Wir vertreten die Rechte von Kunden deutscher Banken und Sparkassen. Dies ist ein kleiner Ausschnitt unserer Tätigkeit im Bereich des Bankenrechts:

  • Widerruf von Darlehensverträgen,
  • unzulässige Kündigung von Darlehensverträgen und Bausparverträgen,
  • unzulässige Erhebung von Entgelten (z.B. Bearbeitungsgebühren),
  • Vertragsprüfungen,
  • Auszahlungsweigerungen von Kontoguthaben in Erbfällen,
  • unzulässige Schufa-Einträge.

Aktuelles:

LG Ravensburg: Widerrufsinformation wegen fehlerhafter Aufrechnungsklausel unwirksam

Widerruflichkeit eines Vertrages wegen unwirksamer AGB
Darlehenswiderruf bei Aufrechnungsbeschränkung

Ein beachtenswertes Urteil kommt erneut aus Ravensburg.

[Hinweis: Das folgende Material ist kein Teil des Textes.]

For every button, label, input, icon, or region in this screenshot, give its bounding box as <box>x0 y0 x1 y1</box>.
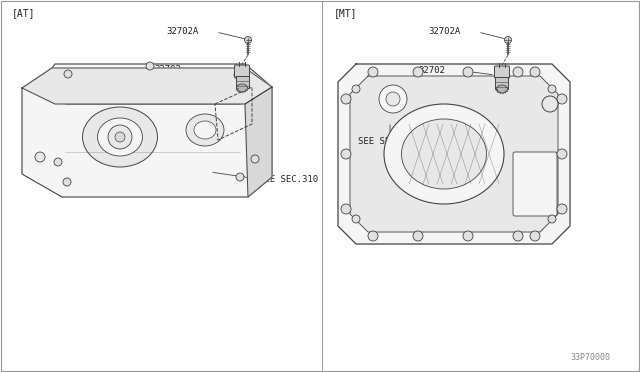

Wie nunmehr bekannt wurde, hat das dortige Landgericht am 21.09.2018 im Verfahren  mit dem Aktenzeichen 2 O 21/18 einen Widerruf für wirksam erklärt, weil in den Allgemeinen Geschäftsbedingungen des Darlehensvertrages eine Aufrechnungsbeschränkung enthalten war. Der BGH hatte zwar bereits mit Urteil vom 21.03.2018 (Az.: XI ZR 309/16) entschieden, dass Nummer 11 der Sparkassen-AGB, wonach der Kunde mit Forderungen gegen die Sparkasse nur insoweit aufrechnen, als seine Forderungen unbestritten oder rechtskräftig festgestellt sind, bei Bankgeschäften mit Verbrauchern unwirksam ist. Allerdings hat bisher noch kein Gericht als Folge der Verwendung dieser Klausel eine Widerrufsmöglichkeit angenommen.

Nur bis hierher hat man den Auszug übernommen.